FELICIDAD NEPAL

LA FELICIDAD DEL NEPAL

LA FELICIDAD DEL NEPAL

Fragmento de la novela: Quiero tomar refugio en tu corazón. (Álex de Sande) www.alexdesande.com

—¿Nunca intentaste volver a ver a tu querida Ágata?

Max esbozó una sonrisa, porque tenía la certidumbre de que tarde

o temprano le haría esa pregunta, y le reveló:

—Recordé las palabras que me había dicho el Dalai Lama: « El que se siente querido, quiere, y lo contagia a los que están a su alrededor con alegría, sin ser consciente de que son el amor y la compasión los que forman parte de los maravillosos genes de la felicidad.»
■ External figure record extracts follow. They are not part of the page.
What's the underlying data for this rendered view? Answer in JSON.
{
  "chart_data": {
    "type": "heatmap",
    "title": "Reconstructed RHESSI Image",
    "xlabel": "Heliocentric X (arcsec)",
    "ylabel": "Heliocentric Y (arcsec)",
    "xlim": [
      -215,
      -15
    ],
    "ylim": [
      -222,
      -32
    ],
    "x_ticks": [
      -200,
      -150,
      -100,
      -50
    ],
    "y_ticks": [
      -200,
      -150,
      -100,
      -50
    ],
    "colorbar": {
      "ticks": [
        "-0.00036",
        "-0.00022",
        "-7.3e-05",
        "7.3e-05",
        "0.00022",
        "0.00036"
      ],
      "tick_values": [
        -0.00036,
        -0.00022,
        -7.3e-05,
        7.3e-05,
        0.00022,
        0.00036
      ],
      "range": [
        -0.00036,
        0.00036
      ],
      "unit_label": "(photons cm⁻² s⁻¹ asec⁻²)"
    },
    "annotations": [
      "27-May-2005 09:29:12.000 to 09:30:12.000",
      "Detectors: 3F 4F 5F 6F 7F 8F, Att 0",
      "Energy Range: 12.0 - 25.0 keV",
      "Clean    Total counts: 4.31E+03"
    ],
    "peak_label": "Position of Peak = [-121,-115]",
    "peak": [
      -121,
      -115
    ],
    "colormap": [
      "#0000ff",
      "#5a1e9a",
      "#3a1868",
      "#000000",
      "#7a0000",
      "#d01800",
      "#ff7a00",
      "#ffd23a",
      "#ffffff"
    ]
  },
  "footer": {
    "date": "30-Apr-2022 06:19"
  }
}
Entonces, me di cuenta de que no podía resistir su ausencia y fui a verla al Nepal. Precipité mi partida al enterarme de que se había ordenado como monja budista. No la avisé con el propósito de que fuese una sorpresa. Atravesé el valle de Katmandú para llegar al orfanato donde al final la habían enviado. El recinto estaba solitario, pero un jolgorio me guió hasta una riera y tomé asiento en un lugar discreto entre los juncos. Observé a unos chavales vestidos con túnicas granates, igual que si fueran novicios, que junto a ella se perseguían con las manos tiznadas de azafrán para mancharse la cara, y eso les causaba un sinfín de risas. Otros intentaban camuflarse lo mejor posible en una especie de juego del escondite. Los más pequeños se entretenían en perseguirse hasta tocarse la coronilla, que debía significar que estaban eliminados y pasaban al nirvana. Cuando estuvieron cansados, vi que se sentaban alrededor de un árbol, pero antes se restregaban las manos con unas florecillas, se las secaban sobre sus cabezas rapadas y se quedaban quietos como estatuas. Enseguida las mariposas empezaron a posarse sobre ellos y les hacían cosquillas con sus patitas, mientras los niños intentaban resistir, pero las más traviesas les bajaban por la frente hasta llegar a la nariz y otras, se les posaban en las orejas con deseo de colarse por el oído. Al no aguantar el hormigueo, se movían y quedaban eliminados. Ella resistió hasta el final y acabó cubierta por un manto de mariposas celestes. Fue una escena tan poética y onírica que se me grabó en la retina y en la memoria para siempre. Fui consciente que en aquel sencillo paraje, lleno de paz, ella era inmensamente dichosa. Se me estremeció el corazón al contemplar tanta alegría. Dispuesto a no interferir en el delicado equilibrio de su particular paraíso, me levanté y me di cuenta de que sobre mi cabeza también se habían posado unas mariposas. Sin ahuyentarlas de golpe, me moví con la delicadeza necesaria del que nunca estuvo allí. No quería romper el encantamiento de aquel idílico lugar. Regresé con lágrimas en los ojos: su felicidad era mi tristeza, porque la había perdido para siempre. Atravesé montañas y desfiladeros sin rumbo fijo. Quise perderme en la soledad del mundo.